Qi Zhou

and 6 more

Machine learning can improve the accuracy of identifying mass movements in seismic signals and extend early warning times. However, we lack a profound understanding of the effective seismic features and the limitations of different machine learning models, especially for debris-flow warning. Here, we investigate the importance of seismic features for the binary debris flow classification tasks using two ensemble models: Random Forest (RF) and eXtreme Gradient Boosting (XGB) models. We find that an established approach to training machine learning models for debris flow classification task based on more than seventy seismic signal features may be affected by redundant input information. These seismic features are derived from physical and statistical knowledge of impact sources and are grouped into waveform, spectrum, spectrogram, and network sets.
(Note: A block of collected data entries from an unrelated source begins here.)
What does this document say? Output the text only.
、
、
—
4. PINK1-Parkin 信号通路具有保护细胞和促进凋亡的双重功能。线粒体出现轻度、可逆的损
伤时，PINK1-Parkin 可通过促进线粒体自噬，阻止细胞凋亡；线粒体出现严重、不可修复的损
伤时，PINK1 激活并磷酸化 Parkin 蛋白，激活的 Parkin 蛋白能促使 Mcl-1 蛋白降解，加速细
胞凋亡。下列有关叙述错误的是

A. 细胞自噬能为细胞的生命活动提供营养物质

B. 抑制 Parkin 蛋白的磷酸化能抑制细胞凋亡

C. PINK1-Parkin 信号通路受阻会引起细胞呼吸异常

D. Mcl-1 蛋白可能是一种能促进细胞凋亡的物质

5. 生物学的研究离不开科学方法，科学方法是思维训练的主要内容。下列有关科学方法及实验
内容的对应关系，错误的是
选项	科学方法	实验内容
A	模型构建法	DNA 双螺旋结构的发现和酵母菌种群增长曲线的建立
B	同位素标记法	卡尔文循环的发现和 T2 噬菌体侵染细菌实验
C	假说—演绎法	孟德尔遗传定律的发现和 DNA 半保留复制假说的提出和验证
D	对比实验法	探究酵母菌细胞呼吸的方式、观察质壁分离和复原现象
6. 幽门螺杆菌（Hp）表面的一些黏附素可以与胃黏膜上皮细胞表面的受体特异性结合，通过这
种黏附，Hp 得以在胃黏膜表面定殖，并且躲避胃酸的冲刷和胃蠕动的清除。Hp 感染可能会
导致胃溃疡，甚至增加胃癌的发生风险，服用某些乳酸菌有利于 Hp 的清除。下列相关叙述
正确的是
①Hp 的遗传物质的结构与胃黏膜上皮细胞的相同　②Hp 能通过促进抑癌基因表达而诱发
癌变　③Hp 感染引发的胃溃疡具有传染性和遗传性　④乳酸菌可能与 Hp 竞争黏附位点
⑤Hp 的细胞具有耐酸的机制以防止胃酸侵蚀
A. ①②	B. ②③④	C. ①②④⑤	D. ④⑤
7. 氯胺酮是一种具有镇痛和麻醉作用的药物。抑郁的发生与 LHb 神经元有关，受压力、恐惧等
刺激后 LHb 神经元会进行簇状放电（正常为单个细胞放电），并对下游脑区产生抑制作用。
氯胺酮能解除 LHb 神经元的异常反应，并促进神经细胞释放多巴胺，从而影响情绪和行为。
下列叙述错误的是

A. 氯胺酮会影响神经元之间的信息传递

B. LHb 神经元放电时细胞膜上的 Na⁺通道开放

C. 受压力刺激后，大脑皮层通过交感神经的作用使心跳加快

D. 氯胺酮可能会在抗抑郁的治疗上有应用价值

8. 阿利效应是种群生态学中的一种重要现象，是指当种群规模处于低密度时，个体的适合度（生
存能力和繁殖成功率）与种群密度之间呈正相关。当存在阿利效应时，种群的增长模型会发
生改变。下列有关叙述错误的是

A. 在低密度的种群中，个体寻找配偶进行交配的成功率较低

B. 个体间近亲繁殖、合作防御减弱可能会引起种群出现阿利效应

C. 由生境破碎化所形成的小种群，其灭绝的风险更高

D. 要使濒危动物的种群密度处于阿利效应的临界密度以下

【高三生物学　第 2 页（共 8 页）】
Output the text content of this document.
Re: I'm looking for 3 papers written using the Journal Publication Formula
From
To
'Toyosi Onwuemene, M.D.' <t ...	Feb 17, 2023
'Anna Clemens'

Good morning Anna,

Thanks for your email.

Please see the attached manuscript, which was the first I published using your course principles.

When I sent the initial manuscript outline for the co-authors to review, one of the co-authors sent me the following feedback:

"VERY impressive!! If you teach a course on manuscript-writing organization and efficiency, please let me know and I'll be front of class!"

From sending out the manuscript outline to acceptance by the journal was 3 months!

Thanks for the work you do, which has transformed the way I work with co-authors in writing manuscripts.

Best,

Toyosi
Our results show that only six selected seismic features can perform similarly for the binary debris flow classification task compared to published benchmark results trained with seventy features. Considering models that aim to capture patterns in sequential data rather than focusing on information only in one given window as ensemble models, using the Long Short-Term Memory (LSTM) algorithm does not improve the performance of binary debris flow classification tasks over RF and XGB. As a debris flow alarm task, the LSTM model predicts debris flow initiation more consistently and generates fewer false warnings. Our proposed framework simplifies seismic signal-driven early warning for debris flows and provides an appropriate workflow for identifying other mass movements.